Die deutsche Gründlichkeit eines gebürtigen Berliners
Beide haben es jeweils auf gut 80 Länderspiele gebracht und zusammen auf vier Endrunden-Teilnahmen bei grossen Turnieren. Erfahrung, die nun helfen soll beim ersten grossen Trainer-Job. Slaven Bilic sei noch jünger gewesen, als Kroatien 2008 ins EM-Viertelfinale 2008 geführt habe, sagt Niko Kovac.
Damals habe sich Kroatien noch auf Augenhöhe der führenden Nationen wie Deutschland bewegt, danach sei das kleine Land mit seinen 4,5 Millionen Einwohnern aber stehen geblieben. Und so orientiert sich Kovac nicht nur am deutschen Fussball, sondern auch an den Tugenden seines Geburtslandes. Gründlichkeit, Ordnung, Disziplin und Arbeit seien ihm auch heute wichtig.
Dass der Nationaltrainer eine klare Linie verfolgt, bekam auch Bayern-Torjäger Mario Mandzukic zu spüren. Die Berater des Stürmers, die im Trainingslager dessen Zukunft regeln wollten, bekamen im österreichischen Trainingsquartier Hausverbot. Offenbar dezenter ging Ivan Rakitic vor – der Ex-Basler machte am Tag vor dem Eröffnungsspiel seinen spektakulären Wechsel vom FC Sevilla zum FC Barcelona publik.
Auf Lösung darf man gespannt sein
Volle Fokussierung auf die grosse Aufgabe gegen Brasilien fordert der Chefcoach ein, der mit vielen Spielern noch zusammen auf dem Platz gestanden hat. Dass es gleich gegen den Gastgeber und einen der Topfavoriten geht, sieht er nicht als Nachteil an. Es sei besser, gleich zum Auftakt gegen Brasilien zu spielen. «Der Druck ist für sie enorm. Das ganze Land fordert doch den Sieg ein», sagt Kovac.

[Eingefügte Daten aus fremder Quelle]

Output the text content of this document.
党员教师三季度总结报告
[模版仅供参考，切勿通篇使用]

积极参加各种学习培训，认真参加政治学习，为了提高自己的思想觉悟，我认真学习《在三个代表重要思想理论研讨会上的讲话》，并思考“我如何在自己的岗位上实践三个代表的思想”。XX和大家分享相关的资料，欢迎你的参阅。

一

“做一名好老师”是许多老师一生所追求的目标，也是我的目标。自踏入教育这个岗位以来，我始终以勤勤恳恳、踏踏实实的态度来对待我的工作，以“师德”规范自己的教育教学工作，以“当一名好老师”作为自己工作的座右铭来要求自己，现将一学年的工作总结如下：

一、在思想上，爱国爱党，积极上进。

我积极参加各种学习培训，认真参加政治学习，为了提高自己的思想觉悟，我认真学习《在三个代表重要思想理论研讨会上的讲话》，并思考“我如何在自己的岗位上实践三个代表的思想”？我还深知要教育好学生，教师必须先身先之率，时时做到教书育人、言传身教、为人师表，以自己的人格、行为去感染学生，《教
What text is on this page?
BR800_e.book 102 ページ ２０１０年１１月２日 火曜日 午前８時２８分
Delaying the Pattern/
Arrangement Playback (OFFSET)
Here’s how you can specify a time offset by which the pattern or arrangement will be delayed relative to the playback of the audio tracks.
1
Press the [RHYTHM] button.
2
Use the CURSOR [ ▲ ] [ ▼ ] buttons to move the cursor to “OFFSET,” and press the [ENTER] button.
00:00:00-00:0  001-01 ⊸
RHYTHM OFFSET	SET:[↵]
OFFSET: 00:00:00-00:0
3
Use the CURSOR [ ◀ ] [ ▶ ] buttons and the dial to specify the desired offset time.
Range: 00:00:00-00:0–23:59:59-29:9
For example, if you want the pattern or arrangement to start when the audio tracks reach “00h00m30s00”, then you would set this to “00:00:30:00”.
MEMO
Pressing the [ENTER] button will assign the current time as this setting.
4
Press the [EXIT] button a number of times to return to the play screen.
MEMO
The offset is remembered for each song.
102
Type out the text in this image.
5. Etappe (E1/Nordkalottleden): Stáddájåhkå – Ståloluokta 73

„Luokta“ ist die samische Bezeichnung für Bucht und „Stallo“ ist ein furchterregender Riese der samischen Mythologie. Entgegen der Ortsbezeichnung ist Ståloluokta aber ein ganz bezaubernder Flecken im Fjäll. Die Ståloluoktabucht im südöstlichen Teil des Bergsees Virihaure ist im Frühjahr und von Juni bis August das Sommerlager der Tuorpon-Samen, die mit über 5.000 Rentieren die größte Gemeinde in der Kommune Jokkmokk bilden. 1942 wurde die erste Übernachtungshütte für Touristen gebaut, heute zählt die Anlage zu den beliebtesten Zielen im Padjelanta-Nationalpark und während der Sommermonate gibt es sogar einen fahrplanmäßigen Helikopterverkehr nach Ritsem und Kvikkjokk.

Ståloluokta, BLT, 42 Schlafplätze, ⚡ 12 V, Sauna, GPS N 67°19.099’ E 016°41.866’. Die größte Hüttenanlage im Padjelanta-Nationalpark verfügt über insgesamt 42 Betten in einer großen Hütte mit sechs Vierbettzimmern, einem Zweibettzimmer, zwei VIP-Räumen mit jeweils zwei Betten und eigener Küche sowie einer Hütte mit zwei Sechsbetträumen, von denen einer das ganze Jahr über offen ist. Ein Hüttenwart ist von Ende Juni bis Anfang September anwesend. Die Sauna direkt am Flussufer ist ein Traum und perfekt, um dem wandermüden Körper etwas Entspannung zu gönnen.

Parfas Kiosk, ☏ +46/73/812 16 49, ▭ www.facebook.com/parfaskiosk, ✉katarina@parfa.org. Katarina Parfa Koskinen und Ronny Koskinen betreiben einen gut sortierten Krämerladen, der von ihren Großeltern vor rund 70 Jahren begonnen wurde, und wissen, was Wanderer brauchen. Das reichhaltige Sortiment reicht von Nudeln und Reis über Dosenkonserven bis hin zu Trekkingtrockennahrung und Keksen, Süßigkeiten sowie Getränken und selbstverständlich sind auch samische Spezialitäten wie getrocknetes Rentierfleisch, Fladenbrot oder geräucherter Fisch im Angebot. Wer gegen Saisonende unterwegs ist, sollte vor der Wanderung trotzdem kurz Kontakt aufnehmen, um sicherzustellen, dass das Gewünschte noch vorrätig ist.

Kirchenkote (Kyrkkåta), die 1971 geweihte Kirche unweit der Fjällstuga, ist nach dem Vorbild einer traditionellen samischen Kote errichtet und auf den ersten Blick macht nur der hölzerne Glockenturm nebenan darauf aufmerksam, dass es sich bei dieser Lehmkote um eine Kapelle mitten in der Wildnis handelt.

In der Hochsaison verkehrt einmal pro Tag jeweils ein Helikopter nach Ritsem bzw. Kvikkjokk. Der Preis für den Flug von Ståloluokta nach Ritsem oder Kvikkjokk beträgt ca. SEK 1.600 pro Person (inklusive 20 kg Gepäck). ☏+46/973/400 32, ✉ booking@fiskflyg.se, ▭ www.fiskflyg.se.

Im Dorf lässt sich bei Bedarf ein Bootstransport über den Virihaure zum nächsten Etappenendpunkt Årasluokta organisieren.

Vollmundig kündigt Kovac an, er habe eine Lösung für das Aufeinandertreffen mit der Seleção im Kopf. Und falls der grosse WM-Favorit nicht gestoppt werden kann, dann hoffen die Kroaten, die immer ein wettbewerbsfähiges, kampfstarkes Team in die grossen Turniere geschickt hat, über Mexiko und Kamerun den Achtelfinaleinzug zu schaffen.